Jerk. "I didn't tell you to buy stock in Fannie and Freddie," I snapped and slammed down the phone.
Truth is, I didn't. Congress did. They said that Fannie and Freddie were the road to the American dream of buying a house. But that was in 2006, about a thousand years ago, as I count it. Nerve of the guy.
Ten days to go before I can leave. I got in early, meaning to pack up my personal stuff. But Doris signaled me that Ben was already waiting.
"You remember Ken Lewis," Ben began.
Crap. What a balls-up. I knew it was just a matter of weeks before Merrill Lynch blew up in Ken's face. I hoped it would happen on Obama's watch, under a new treasury secretary. What a bummer, the biggest bank in America's going down too. Rats.
Ben started driveling about the structure of Bank of America's balance sheet and moral hazard, the market's reaction and the message we needed to send to the markets.
Truth is, I'm sick to death of this gibberish. Nobody's buying our bluffs, anyway. Everybody knows we're clueless and that we're tossing billions and more billions of taxpayer money, as though we were dropping it from helicopters. They're calling him "helicopter Ben" these days, like he's tossing cash from a whirlybird and letting it settle wherever it lands. I sighed.
"How much?" I inquired.
Ben said something like $20 billion in cash and maybe another $100 billion or $200 billion in guarantees for toxic assets they found in Merrill Lynch's balance sheet.
Doris signaled that Ken Lewis was on the line. Bank of America's stock is collapsing, she said.

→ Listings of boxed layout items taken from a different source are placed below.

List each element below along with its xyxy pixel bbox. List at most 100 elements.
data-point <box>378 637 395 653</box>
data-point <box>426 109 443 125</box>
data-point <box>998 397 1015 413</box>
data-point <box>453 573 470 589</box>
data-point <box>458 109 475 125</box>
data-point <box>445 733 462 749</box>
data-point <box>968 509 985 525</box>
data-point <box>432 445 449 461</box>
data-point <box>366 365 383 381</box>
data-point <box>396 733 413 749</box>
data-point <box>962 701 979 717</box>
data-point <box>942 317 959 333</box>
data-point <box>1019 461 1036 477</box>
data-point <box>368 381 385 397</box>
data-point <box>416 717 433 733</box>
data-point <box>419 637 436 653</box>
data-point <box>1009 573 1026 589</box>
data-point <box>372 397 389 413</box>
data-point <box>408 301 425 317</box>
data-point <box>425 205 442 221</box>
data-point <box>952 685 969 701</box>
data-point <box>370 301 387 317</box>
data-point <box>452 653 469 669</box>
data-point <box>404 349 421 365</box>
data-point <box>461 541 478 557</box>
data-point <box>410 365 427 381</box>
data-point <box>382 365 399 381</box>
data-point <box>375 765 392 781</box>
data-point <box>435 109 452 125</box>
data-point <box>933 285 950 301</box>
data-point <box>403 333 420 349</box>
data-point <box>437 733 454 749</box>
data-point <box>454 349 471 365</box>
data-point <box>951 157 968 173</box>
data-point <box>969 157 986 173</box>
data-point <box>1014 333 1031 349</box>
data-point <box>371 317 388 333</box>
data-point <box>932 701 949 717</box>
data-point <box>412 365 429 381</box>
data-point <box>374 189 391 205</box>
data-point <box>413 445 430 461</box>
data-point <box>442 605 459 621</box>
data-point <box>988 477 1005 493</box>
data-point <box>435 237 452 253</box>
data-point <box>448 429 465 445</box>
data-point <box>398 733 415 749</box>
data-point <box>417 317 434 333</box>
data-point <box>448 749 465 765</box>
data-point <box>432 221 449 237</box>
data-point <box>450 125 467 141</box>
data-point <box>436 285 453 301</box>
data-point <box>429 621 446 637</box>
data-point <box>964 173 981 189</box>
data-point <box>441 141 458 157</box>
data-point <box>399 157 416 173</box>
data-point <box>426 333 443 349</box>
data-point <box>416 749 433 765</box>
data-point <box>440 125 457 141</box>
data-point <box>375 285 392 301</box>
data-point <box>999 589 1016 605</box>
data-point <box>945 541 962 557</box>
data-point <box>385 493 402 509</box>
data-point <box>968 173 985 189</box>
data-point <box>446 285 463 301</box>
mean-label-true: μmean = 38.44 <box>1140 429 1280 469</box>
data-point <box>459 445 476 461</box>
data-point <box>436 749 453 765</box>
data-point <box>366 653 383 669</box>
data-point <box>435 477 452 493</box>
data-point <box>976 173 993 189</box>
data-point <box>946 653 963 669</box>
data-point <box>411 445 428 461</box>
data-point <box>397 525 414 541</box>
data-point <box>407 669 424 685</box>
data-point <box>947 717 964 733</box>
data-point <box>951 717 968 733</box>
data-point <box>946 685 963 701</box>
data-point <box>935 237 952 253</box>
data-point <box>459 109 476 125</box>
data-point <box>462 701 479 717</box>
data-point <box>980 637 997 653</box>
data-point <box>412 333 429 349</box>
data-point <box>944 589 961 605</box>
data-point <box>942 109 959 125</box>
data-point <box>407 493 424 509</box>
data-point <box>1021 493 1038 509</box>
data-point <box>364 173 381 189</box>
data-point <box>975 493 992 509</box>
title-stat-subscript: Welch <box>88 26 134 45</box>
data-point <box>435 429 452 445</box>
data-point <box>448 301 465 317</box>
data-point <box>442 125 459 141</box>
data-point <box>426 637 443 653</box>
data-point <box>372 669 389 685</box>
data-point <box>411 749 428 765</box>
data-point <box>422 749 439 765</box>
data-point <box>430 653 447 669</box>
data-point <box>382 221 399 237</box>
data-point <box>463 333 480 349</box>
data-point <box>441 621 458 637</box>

"What's new, Doris?" I shrugged. "Tell me something I don't know. You think I don't know that Bank of America's damned stock will tank? What do you think, that I didn't know that a month ago when Lewis was here? What the hell do you think, Doris!" I shouted.
Doris was hurt. "You weren't like this when you first started here," she huffed.
"Yeah, Doris, when I started here I believed in the free market. I believed that the $800 million I personally earned at Goldman Sachs was for my talent and that that's how it should be," I shouted. "When I started here I thought that investment banks were emblematic of capitalism and of the American free market. I thought I understood the system and that I always knew what had to be done. And now, Doris, I don't understand a damn thing. All I want is to go home. Send my personal effects to my house. Tell Ben I left. Bye, Doris. Best of luck to you."